Another version of the paternoster rig is the extended paternoster rig. Simply attach a swivel to the end of a length of leader with a second length of leader attached to the other end of the swivel. This second length has one looped dropper tied into it around 20cm from the swivel, and this is where the sinker is attached. On the end of the leader is a hook.
This rig is often used when the fish are feeding closer to the bottom in more sandy areas where reef and weed aren't going to cause any snagging up. Though some anglers prefer to use a long shank hook on this version of the rig, it can actually have negative effects on hook setting. When the fish takes the bait using this rig, the weight of the sinker will cause the hook to set as they try to pull away.

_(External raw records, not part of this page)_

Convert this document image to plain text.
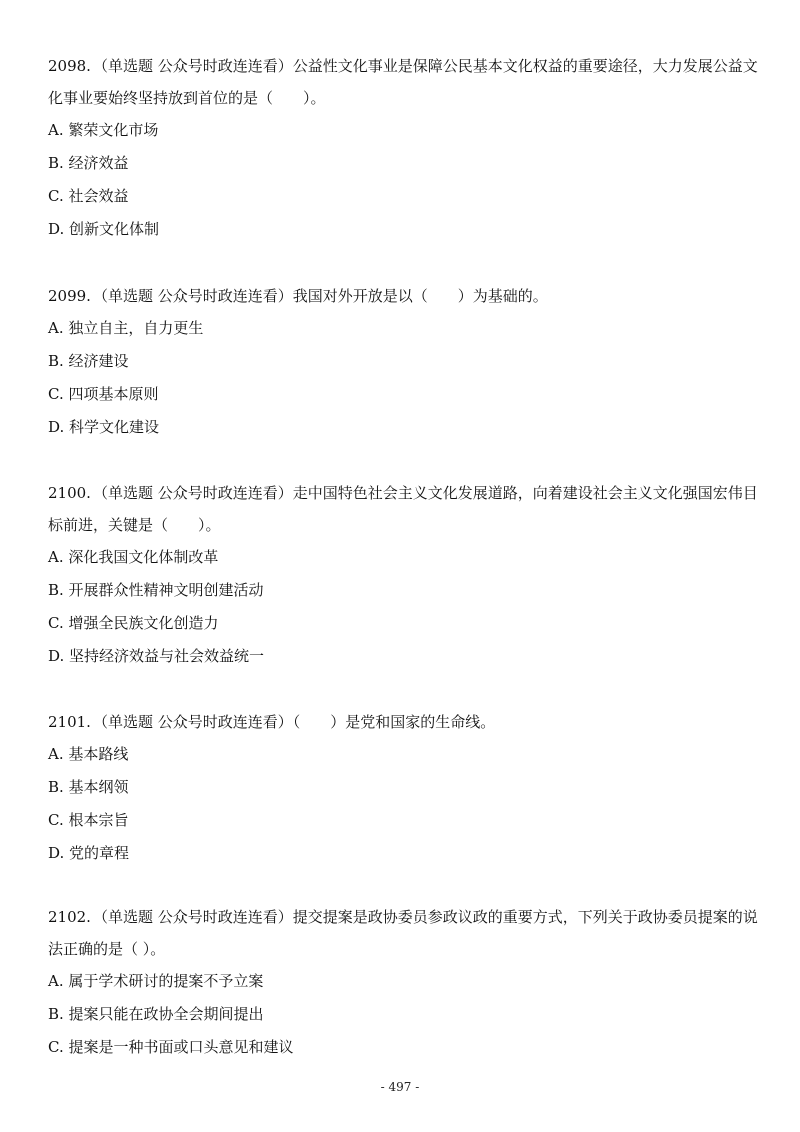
2098. （单选题 公众号时政连连看）公益性文化事业是保障公民基本文化权益的重要途径，大力发展公益文化事业要始终坚持放到首位的是（　　）。

A. 繁荣文化市场

B. 经济效益

C. 社会效益

D. 创新文化体制

2099. （单选题 公众号时政连连看）我国对外开放是以（　　）为基础的。

A. 独立自主，自力更生

B. 经济建设

C. 四项基本原则

D. 科学文化建设

2100. （单选题 公众号时政连连看）走中国特色社会主义文化发展道路，向着建设社会主义文化强国宏伟目标前进，关键是（　　）。

A. 深化我国文化体制改革

B. 开展群众性精神文明创建活动

C. 增强全民族文化创造力

D. 坚持经济效益与社会效益统一

2101. （单选题 公众号时政连连看）（　　）是党和国家的生命线。

A. 基本路线

B. 基本纲领

C. 根本宗旨

D. 党的章程

2102. （单选题 公众号时政连连看）提交提案是政协委员参政议政的重要方式，下列关于政协委员提案的说法正确的是（ ）。

A. 属于学术研讨的提案不予立案

B. 提案只能在政协全会期间提出

C. 提案是一种书面或口头意见和建议

- 497 -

If you're using a long shank, you have to strike to set the hook, which will have you lifting the sinker weight first before attempting the set the hook. This really isn't giving any impact to drive the hook in, meaning you are more likely to pull the bait from the fish's mouth than to make it set. Another advantage of fishing the extended paternoster rig is that when landing the fish and lifting it into the boat the rod has the weight of the sinker eliminating the fish from using the weight of the sinker to flap around and possibly dislodge the hook.
Long shank hooks are best rigged on a running sinker rig. This rig is more useful when the fish are timid and very finicky. This situation tends to be in shallower waters and when the sun is bright and high. This rig is as simple as placing an Ezy Rig Sinker Clip onto the mainline followed by a swivel and a length of leader with a no. 6 long shank hook, like the Mustad Bloodworm hooks, tied to its end.
The idea in this situation is to fish baits back into a berley trail with a light amount of drag pressure engaged on the reel. It also pays to fish with this rig while holding the rod in your hand, which will enable you to strike in that split second of feeling the fish grab the bait.
When the fish grabs the bait, it can move off with it feeling little pressure due to the excess line in the water. Instantly the rod tip will indicate a bite and then you can strike. A long shank hook will almost be swallowed completely and by striking the hook sets and the reel's drag will engage, furthering the hook setting process.
Using a circle hook in situations like this will have very few fish hooked; whiting will gently suck on the bait and not completely swallow the hook because of the gape on the circle. A long shank's gape on the other hand is smaller, allowing the hook to be completely swallowed at the same time the bait is sucked into their mouth.
While there is no right or wrong rig to use on whiting or one that is better than the other, there is really only a time and a place where each of the three mentioned rigs should be used. If there is one simple rule to live by when fishing for whiting it is this: when they're finicky, fish light and when they're hungry, fish tight.